Weitere Einzelheiten siehe Rz 25 dieses Beitrages.
Rz. 11
vorläufig frei
Rz. 12
Gewinnermittlung gem. § 4 Abs. 3 EStG
Die Abgabenordnung und das Einkommensteuergesetz enthalten jedoch keine Verpflichtung zur Führung eines Kassenberichts/Kassenbuchs für die Überschussermittlung nach § 4 Abs. 3 EStG. Gemäß § 22 Abs. 2 Nr. 1 UStG sind zwar u. a. auch die vereinnahmten Entgelte aufzuzeichnen und nach § 63 Abs. 1 UStDV müssen diese Aufzeichnungen so beschaffen sein, dass es einem sachverständigen Dritten innerhalb einer angemessenen Zeit möglich ist, einen Überblick über die Umsätze des Unternehmens und die abziehbaren Vorsteuer zu erhalten. Eine Regelung, dass vereinnahmte Barentgelte allerdings gesondert in einem Kassenbuch aufzuzeichnen sind, enthält weder §22 UStG noch die UStDV.

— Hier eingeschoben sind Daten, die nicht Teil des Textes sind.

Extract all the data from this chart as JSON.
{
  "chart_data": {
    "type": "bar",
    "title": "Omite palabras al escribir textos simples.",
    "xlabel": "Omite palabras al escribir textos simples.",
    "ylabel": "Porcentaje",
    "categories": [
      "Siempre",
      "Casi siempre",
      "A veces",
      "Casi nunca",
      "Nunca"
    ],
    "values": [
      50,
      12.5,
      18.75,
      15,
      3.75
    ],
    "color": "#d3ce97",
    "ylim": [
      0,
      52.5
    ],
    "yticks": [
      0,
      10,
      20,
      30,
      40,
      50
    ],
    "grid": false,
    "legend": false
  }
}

Dementsprechend setzt die Überschussrechnung voraus, dass die Betriebseinnahmen und Betriebsausgaben durch Aufzeichnungen oder Belege nachgewiesen werden. Auch Steuerpflichtige, die den Gewinn nach § 4 Abs. 3 EStG ermitteln, sind verpflichtet, die ihre Gewinnermittlung zu Grunde liegenden Belege aufzubewahren und deren vollständige Erfassung zu gewährleisten. Eine solche Aufbewahrungspflicht ergibt sich in der Regel aus § 147 AO, aber auch aus der den Steuerpflichtigen obliegenden Feststellungslast.
Soweit der Steuerpflichtige die nach § 22 UStG und § 63 UStDV erforderlichen Aufzeichnungen digital unter Verwendung eines modernen PC-Kassensystems vornimmt, dass sowohl sämtliche Kassenvorgänge einzeln und detailliert aufzeichnet als auch eine langfristige Aufbewahrung ermöglicht, sind diese digitalen Aufzeichnungen nach § 147 Abs. 1 Nr. 1 AO aufbewahrungspflichtig.
In Fällen, in denen Steuerpflichtigen eine Einzelaufzeichnungspflicht nicht zugemutet werden kann, muss die Einnahmeermittlung – etwa bei Einsatz von Registrierkassen durch Erstellung und Aufbewahrung der Kassenendsummenbons – nachvollziehbar dokumentiert und überprüfbar sein. Die ggf. freiwillige und im eigenen Interesse liegende Aufbewahrung aller Belege ist im Regelfall notwendige Voraussetzung für den Schluss, dass nicht nur die geltend gemachten Betriebsausgaben als durch den Betrieb veranlasst angesehen werden, sondern auch die Betriebseinnahmen vollständig erfasst sind. Nur bei Vorlage geordneter und vollständiger Belege verdient eine Einnahmen-Überschussrechnung Vertrauen und kann für sich die Vermutung der Richtigkeit in Anspruch nehmen.